Я подхватил, цепи, чтоб не гремели, сел. А Менгли зашарил рукой по цепи, потом низко наклонился, посмотрел и крякнул:
— Эх, ну что ты будешь делать? Цепь-то на тебе от коня или мула, а у меня ключ от цепей для пленных.
У меня сердце так и заныло.
"Ну, думаю, все пропало! Теперь он один убежит, а я так и сдохну в этом дворе".
А он не убежал, нет! Склонил свою голову, думает.
— Разве обвязать ее кушаками, чтоб не гремела, положить на камень и разбить? Да нет, нельзя, всех разбудишь.
И вдруг вытащил из кармана нож и начал ковырять замок. Замок щелкнул и открылся. Я снял цепи, вскочил и от радости ног под собой не чую. И уж непривычно как-то без цепи-то.
Менгли подкрался на цыпочках к воротам, посмотрел и отошел. Опять подошел и посмотрел, опять отошел и зашептал:
— И что этому рыжему ослу не спится нынче? Сидит, ковыряет ружьем землю.
На меня опять страх напал. Мне уж казалось, что вот-вот и рассветать начнет; но до рассвета далеко еще было.
Менгли постоял немного, заглянул в щель ворот и махнул рукой:
— Заснул, храпит, как свинья! Подождем немного, пусть разоспится покрепче.
Вдруг звякнула цепь, кто-то проснулся под навесом. Мы сразу прижались к забору. Это пленный вышел по своим надобностям, постоял немного и опять ушел под навес.
Менгли засучил рукава, затянул потуже кушак, заткнул за него полы чекменя и нож, скинул старые чокои[36]и побежал к воротам. С разбега прыгнул и, как кошка, залез на забор, сел верхом и стал высматривать, куда лучше слезть. За забором был низкий сарай. Он сполз на него, слез по столбу на скотный двор. Мулы, овцы испугались, подняли шум. Менгли спрятался между ханских быков. Но рыжий ничего не слышал, крепко спал.

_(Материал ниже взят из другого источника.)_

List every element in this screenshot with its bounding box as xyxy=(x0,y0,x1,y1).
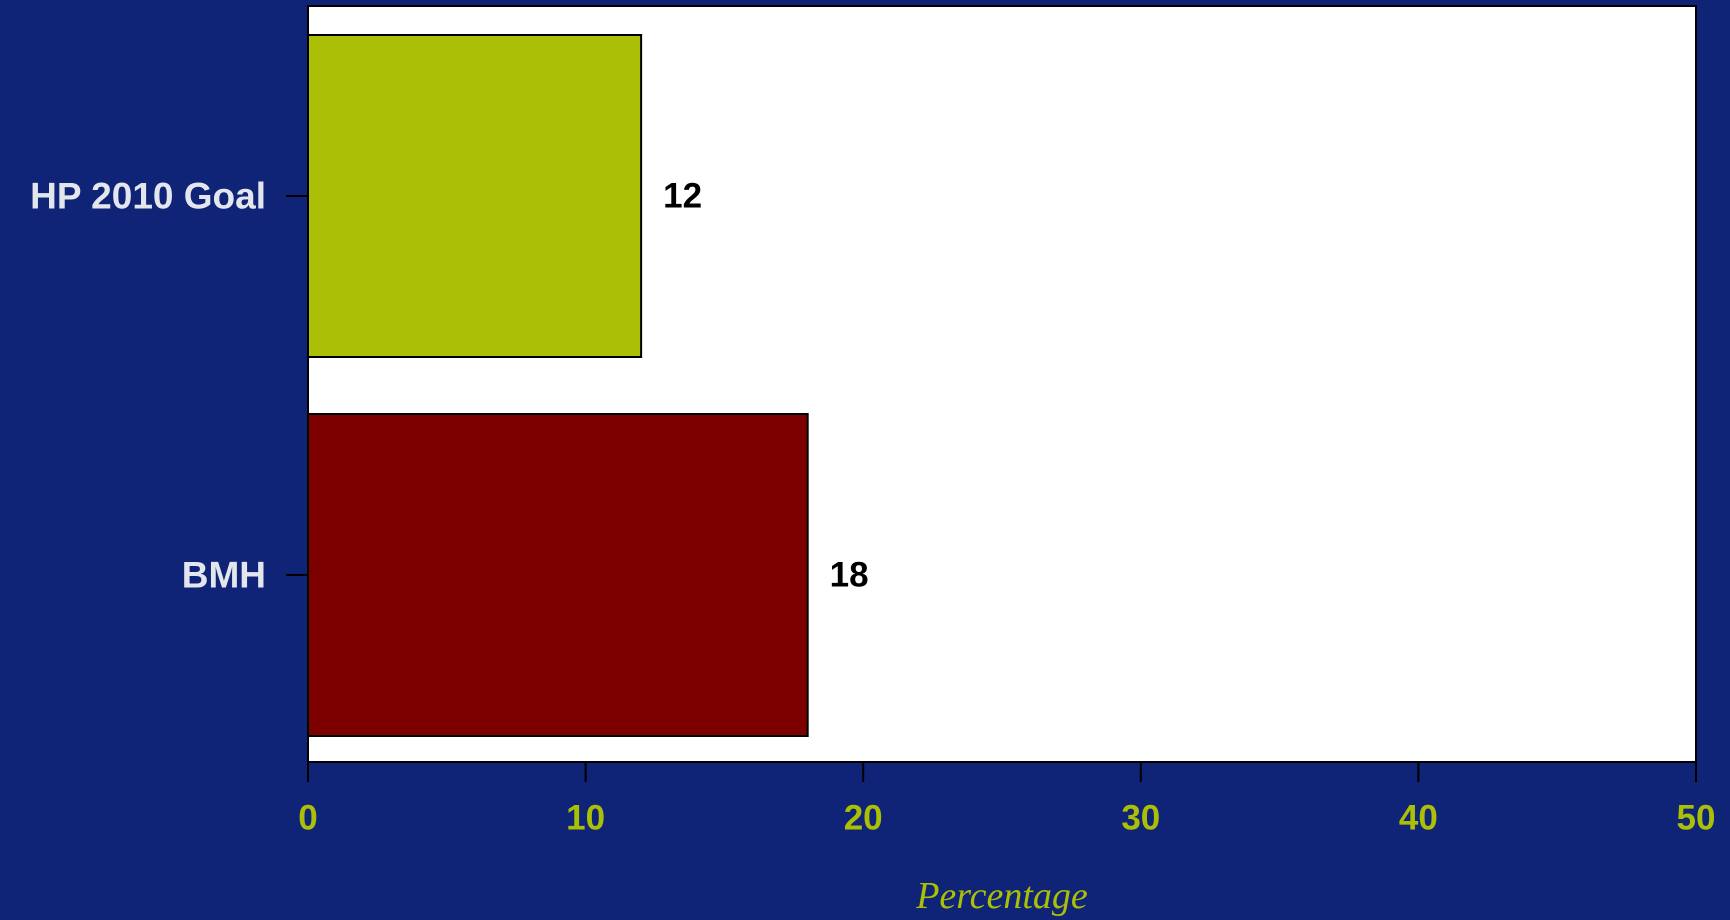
x-tick-label-0: 0 xyxy=(298,799,317,838)
category-label-hp-2010-goal: HP 2010 Goal xyxy=(30,176,266,217)
x-tick-label-30: 30 xyxy=(1121,799,1160,838)
value-label-bmh: 18 xyxy=(830,556,869,595)
x-axis: 0 10 20 30 40 50 xyxy=(298,762,1715,838)
x-tick-label-50: 50 xyxy=(1677,799,1716,838)
bar-bmh xyxy=(307,413,809,737)
category-label-bmh: BMH xyxy=(182,555,266,596)
x-axis-title: Percentage xyxy=(915,875,1088,917)
y-axis: HP 2010 Goal BMH xyxy=(30,176,308,596)
x-tick-label-40: 40 xyxy=(1399,799,1438,838)
value-label-hp-2010-goal: 12 xyxy=(663,177,702,216)
x-tick-label-10: 10 xyxy=(566,799,605,838)
bars-layer: 12 18 xyxy=(307,34,869,737)
x-tick-label-20: 20 xyxy=(844,799,883,838)
bar-hp-2010-goal xyxy=(307,34,643,358)
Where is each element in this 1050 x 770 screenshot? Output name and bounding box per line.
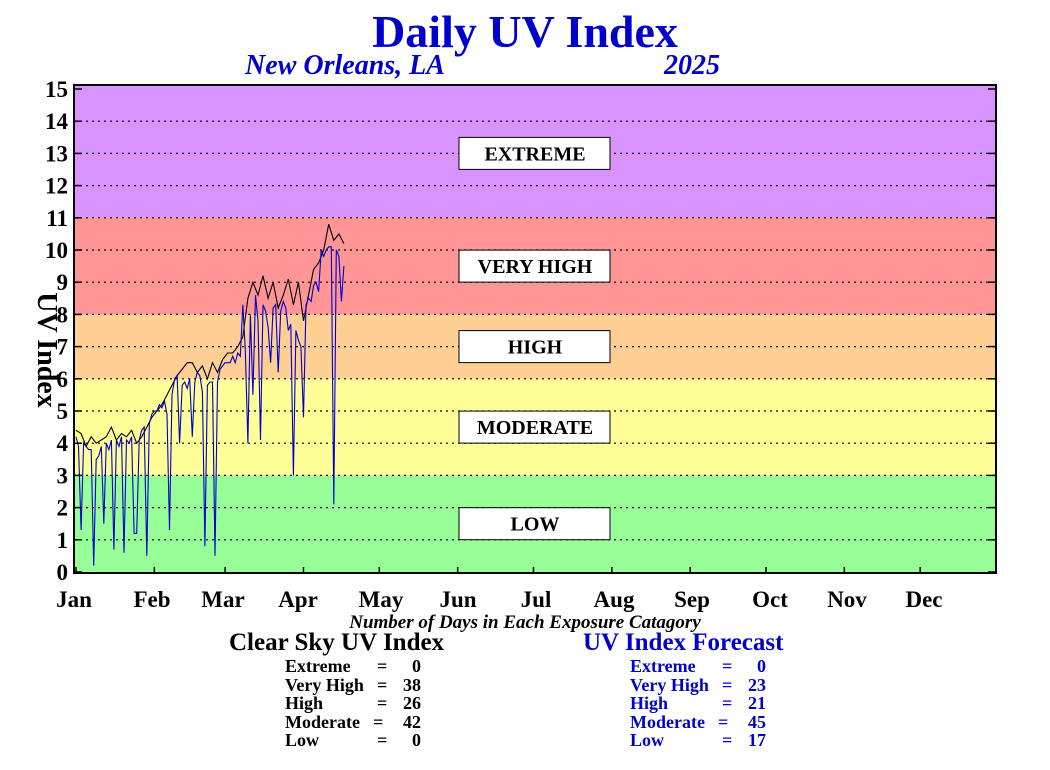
x-tick-label-feb: Feb <box>133 587 170 612</box>
stats-row-label: Very High <box>285 674 364 695</box>
clear-sky-stats-title: Clear Sky UV Index <box>229 629 445 656</box>
stats-row-equals: = <box>377 656 388 676</box>
stats-row-low: Low = 0 <box>285 731 425 750</box>
stats-row-value: 42 <box>403 711 421 732</box>
stats-row-label: High <box>285 693 324 713</box>
stats-row-label: Low <box>630 730 665 750</box>
stats-caption: Number of Days in Each Exposure Catagory <box>348 612 701 633</box>
x-tick-label-aug: Aug <box>594 587 635 612</box>
stats-row-equals: = <box>722 656 733 676</box>
series-clear-sky-line <box>75 224 345 448</box>
stats-row-moderate: Moderate = 45 <box>630 711 770 732</box>
stats-row-very-high: Very High = 23 <box>630 674 770 695</box>
stats-row-value: 0 <box>412 656 421 676</box>
stats-row-equals: = <box>377 693 388 713</box>
y-tick-label-13: 13 <box>45 141 68 166</box>
band-label-box-low <box>458 507 611 541</box>
stats-row-very-high: Very High = 38 <box>285 674 425 695</box>
chart-location: New Orleans, LA <box>244 50 445 81</box>
stats-row-equals: = <box>373 711 384 732</box>
stats-row-label: Moderate <box>285 711 360 732</box>
stats-row-value: 45 <box>748 711 766 732</box>
stats-row-label: Low <box>285 730 320 750</box>
band-label-high: HIGH <box>508 337 563 359</box>
y-tick-label-15: 15 <box>45 77 68 102</box>
stats-row-high: High = 21 <box>630 694 770 713</box>
x-tick-label-mar: Mar <box>201 587 244 612</box>
stats-row-label: Extreme <box>630 656 696 676</box>
band-labels: LOW MODERATE HIGH VERY HIGH EXTREME <box>458 136 611 541</box>
y-tick-label-6: 6 <box>57 367 69 392</box>
x-tick-label-jun: Jun <box>439 587 476 612</box>
x-tick-label-sep: Sep <box>674 587 710 612</box>
stats-row-label: Very High <box>630 674 709 695</box>
stats-row-value: 26 <box>403 693 421 713</box>
y-tick-label-9: 9 <box>57 270 69 295</box>
stats-row-value: 17 <box>748 730 766 750</box>
y-tick-label-10: 10 <box>45 238 68 263</box>
series-lines <box>75 224 345 566</box>
stats-row-label: Extreme <box>285 656 351 676</box>
band-label-box-very-high <box>458 249 611 283</box>
stats-row-moderate: Moderate = 42 <box>285 711 425 732</box>
band-label-extreme: EXTREME <box>484 143 585 165</box>
y-tick-label-7: 7 <box>57 335 69 360</box>
x-tick-label-nov: Nov <box>827 587 867 612</box>
y-tick-label-8: 8 <box>57 302 69 327</box>
x-tick-label-jul: Jul <box>521 587 552 612</box>
band-label-low: LOW <box>511 514 560 536</box>
chart-year: 2025 <box>663 50 720 81</box>
stats-row-extreme: Extreme = 0 <box>630 657 770 676</box>
band-label-moderate: MODERATE <box>477 417 593 439</box>
stats-row-extreme: Extreme = 0 <box>285 657 425 676</box>
forecast-stats-title: UV Index Forecast <box>583 629 784 656</box>
stats-row-value: 0 <box>757 656 766 676</box>
x-tick-label-jan: Jan <box>56 587 92 612</box>
stats-row-low: Low = 17 <box>630 731 770 750</box>
stats-row-high: High = 26 <box>285 694 425 713</box>
stats-row-equals: = <box>718 711 729 732</box>
stats-row-equals: = <box>377 730 388 750</box>
band-label-box-high <box>458 330 611 364</box>
x-tick-label-may: May <box>359 587 404 612</box>
stats-row-equals: = <box>722 693 733 713</box>
y-tick-label-3: 3 <box>57 463 69 488</box>
chart-title: Daily UV Index <box>372 6 678 57</box>
plot-frame <box>73 84 997 574</box>
stats-row-label: High <box>630 693 669 713</box>
stats-row-value: 0 <box>412 730 421 750</box>
forecast-stats: UV Index Forecast Extreme = 0 Very High = 23 H… <box>583 629 783 750</box>
stats-row-value: 38 <box>403 674 421 695</box>
stats-row-value: 23 <box>748 674 766 695</box>
stats-row-equals: = <box>722 674 733 695</box>
series-forecast-line <box>75 246 345 566</box>
y-tick-label-4: 4 <box>57 431 69 456</box>
x-tick-label-dec: Dec <box>905 587 942 612</box>
y-tick-label-11: 11 <box>46 206 68 231</box>
stats-row-equals: = <box>722 730 733 750</box>
y-tick-label-14: 14 <box>45 109 69 134</box>
stats-row-equals: = <box>377 674 388 695</box>
x-tick-label-apr: Apr <box>278 587 318 612</box>
y-tick-label-2: 2 <box>57 496 69 521</box>
band-label-box-moderate <box>458 410 611 444</box>
stats-row-label: Moderate <box>630 711 705 732</box>
y-tick-label-1: 1 <box>57 528 69 553</box>
y-axis-label: UV Index <box>31 292 62 407</box>
band-label-box-extreme <box>458 136 611 170</box>
x-tick-label-oct: Oct <box>752 587 788 612</box>
clear-sky-stats: Clear Sky UV Index Extreme = 0 Very High = 38… <box>229 629 444 750</box>
y-tick-label-5: 5 <box>57 399 69 424</box>
x-axis-ticks: Jan Feb Mar Apr May Jun Jul Aug Sep Oct Nov Dec <box>56 567 943 612</box>
band-label-very-high: VERY HIGH <box>478 256 593 278</box>
y-tick-label-12: 12 <box>45 174 68 199</box>
y-tick-label-0: 0 <box>57 560 69 585</box>
stats-row-value: 21 <box>748 693 766 713</box>
gridlines <box>74 120 996 541</box>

А я стою перед забором и так разволновался — не могу залезть. И тут я вспомнил, как, бывало, вечером в крепости соберутся парни лет двадцати — двадцати пяти, поставят на самую высокую стену папаху и по очереди разбегутся и без помощи рук прыгают на стену и сбивают ногой папаху. Раньше я считал это пустой забавой, а тут, как Менгли перемахнул через стену, я понял — нет, это не пустая забава, нужное дело.
Я подошел к воротам, смотрю в щель — Менгли стоит уже над рыжим, а рыжий обнял винтовку, храпит. Менгли воткнул в него нож, он всхрапнул раз, и все стихло. Менгли вытащил у него из кармана ключи от двух ворот, снял с него саблю, прицепил к своему кушаку, ружье — на спину, отпер замок, чуть приоткрыл тяжелые дубовые ворота, чтоб только мне пролезть и чтоб скрипу не было, и сказал:
— Может быть, у тебя тут друг какой остается? Скажи ему, пусть бежит с нами. Там на скотном дворе кони есть, хоть и плохие, да мы ускачем.